Heute ist sie für ihre Gäste eine Art Botschafterin. Nachdem die Fluggesellschaften während des Sommers viele Flüge nach Ägypten annulliert hatten, wurde es schwierig, Touristen nach Safaga zu bringen. «Ich bin manchmal zwei Tage am Computer gesessen, um für unsere vor allem deutschen Gäste einen guten Flug zu finden.» Die Mühe hat sich gelohnt: Die Tauchschule, Teil eines ägyptischen Familienunternehmens, zu dem auch drei Hotels gehören, konnte den Betrieb in den vergangenen zwei Jahren aufrechterhalten. Nur eines der Hotels musste für kurze Zeit schliessen. «Bis jetzt sind wir mit einem blauen Auge davongekommen. Das verdanken wir vor allem unseren Stammkunden, die uns die Stange halten.»
Dass es vielen Menschen wirtschaftlich schlechter geht in Ägypten, sieht sie am Café neben ihrer Wohnung. Dort sei es im Gegensatz zu früher sehr ruhig. «Die Menschen an den Badeorten sind stark vom Tourismus abhängig. Wenn die Gäste ausbleiben, trifft es sie hart.» Trotzdem kann Michaela verstehen, wenn Schweizer zurzeit auf Ferien am Roten Meer verzichten. «Aber wenn mich ein Gast nach meiner Meinung fragt, kann ich voller Überzeugung sagen, dass es unbedenklich ist.»
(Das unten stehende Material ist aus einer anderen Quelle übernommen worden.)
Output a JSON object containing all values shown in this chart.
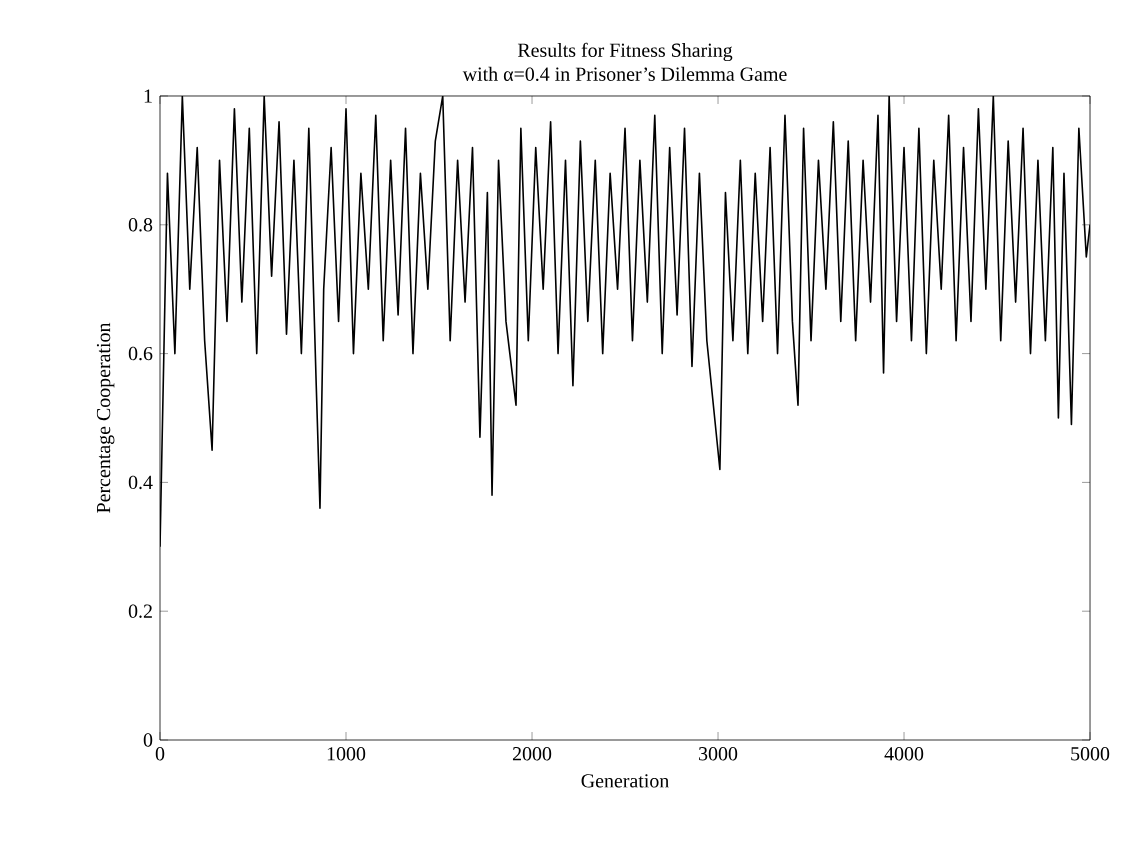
{
  "chart_data": {
    "type": "line",
    "title": "Results for Fitness Sharing",
    "subtitle": "with α=0.4 in Prisoner’s Dilemma Game",
    "xlabel": "Generation",
    "ylabel": "Percentage Cooperation",
    "xlim": [
      0,
      5000
    ],
    "ylim": [
      0,
      1
    ],
    "xticks": [
      0,
      1000,
      2000,
      3000,
      4000,
      5000
    ],
    "yticks": [
      0,
      0.2,
      0.4,
      0.6,
      0.8,
      1
    ],
    "grid": false,
    "marker": "none",
    "line_style": "solid",
    "series": [
      {
        "color": "#000000",
        "x": [
          0,
          40,
          80,
          120,
          160,
          200,
          240,
          280,
          320,
          360,
          400,
          440,
          480,
          520,
          560,
          600,
          640,
          680,
          720,
          760,
          800,
          840,
          860,
          880,
          920,
          960,
          1000,
          1040,
          1080,
          1120,
          1160,
          1200,
          1240,
          1280,
          1320,
          1360,
          1400,
          1440,
          1480,
          1520,
          1560,
          1600,
          1640,
          1680,
          1720,
          1760,
          1785,
          1820,
          1860,
          1914,
          1940,
          1980,
          2020,
          2060,
          2100,
          2140,
          2180,
          2220,
          2260,
          2300,
          2340,
          2380,
          2420,
          2460,
          2500,
          2540,
          2580,
          2620,
          2660,
          2700,
          2740,
          2780,
          2820,
          2860,
          2900,
          2940,
          3010,
          3040,
          3080,
          3120,
          3160,
          3200,
          3240,
          3280,
          3320,
          3360,
          3400,
          3430,
          3460,
          3500,
          3540,
          3580,
          3620,
          3660,
          3700,
          3740,
          3780,
          3820,
          3860,
          3890,
          3920,
          3960,
          4000,
          4040,
          4080,
          4120,
          4160,
          4200,
          4240,
          4280,
          4320,
          4360,
          4400,
          4440,
          4480,
          4520,
          4560,
          4600,
          4640,
          4680,
          4720,
          4760,
          4800,
          4830,
          4860,
          4900,
          4940,
          4980,
          5000
        ],
        "values": [
          0.3,
          0.88,
          0.6,
          1.0,
          0.7,
          0.92,
          0.62,
          0.45,
          0.9,
          0.65,
          0.98,
          0.68,
          0.95,
          0.6,
          1.0,
          0.72,
          0.96,
          0.63,
          0.9,
          0.6,
          0.95,
          0.55,
          0.36,
          0.7,
          0.92,
          0.65,
          0.98,
          0.6,
          0.88,
          0.7,
          0.97,
          0.62,
          0.9,
          0.66,
          0.95,
          0.6,
          0.88,
          0.7,
          0.93,
          1.0,
          0.62,
          0.9,
          0.68,
          0.92,
          0.47,
          0.85,
          0.38,
          0.9,
          0.65,
          0.52,
          0.95,
          0.62,
          0.92,
          0.7,
          0.96,
          0.6,
          0.9,
          0.55,
          0.93,
          0.65,
          0.9,
          0.6,
          0.88,
          0.7,
          0.95,
          0.62,
          0.9,
          0.68,
          0.97,
          0.6,
          0.92,
          0.66,
          0.95,
          0.58,
          0.88,
          0.62,
          0.42,
          0.85,
          0.62,
          0.9,
          0.6,
          0.88,
          0.65,
          0.92,
          0.6,
          0.97,
          0.65,
          0.52,
          0.95,
          0.62,
          0.9,
          0.7,
          0.96,
          0.65,
          0.93,
          0.62,
          0.9,
          0.68,
          0.97,
          0.57,
          1.0,
          0.65,
          0.92,
          0.62,
          0.95,
          0.6,
          0.9,
          0.7,
          0.97,
          0.62,
          0.92,
          0.65,
          0.98,
          0.7,
          1.0,
          0.62,
          0.93,
          0.68,
          0.95,
          0.6,
          0.9,
          0.62,
          0.92,
          0.5,
          0.88,
          0.49,
          0.95,
          0.75,
          0.8
        ]
      }
    ]
  }
}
Auslandschweizer bleiben in Ägypten
Auch das EDA hat die Reisehinweise inzwischen wieder gelockert. Zuerst nur für die Badeorte am Roten Meer, nun für fast alle touristischen Destinationen. Auch Kairo, Alexandria, das Niltal zwischen Luxor und Assuan inklusive der beiden Städte, der Tempel von Abu Simbel sowie die Mittelmeerküste zwischen Alexandria und Marsa Matrouh können grundsätzlich besucht werden. Von Reisen in alle anderen Landesteile sowie von Ausflügen ab den Badeorten, abgesehen von Flughafentransfers, wird abgeraten.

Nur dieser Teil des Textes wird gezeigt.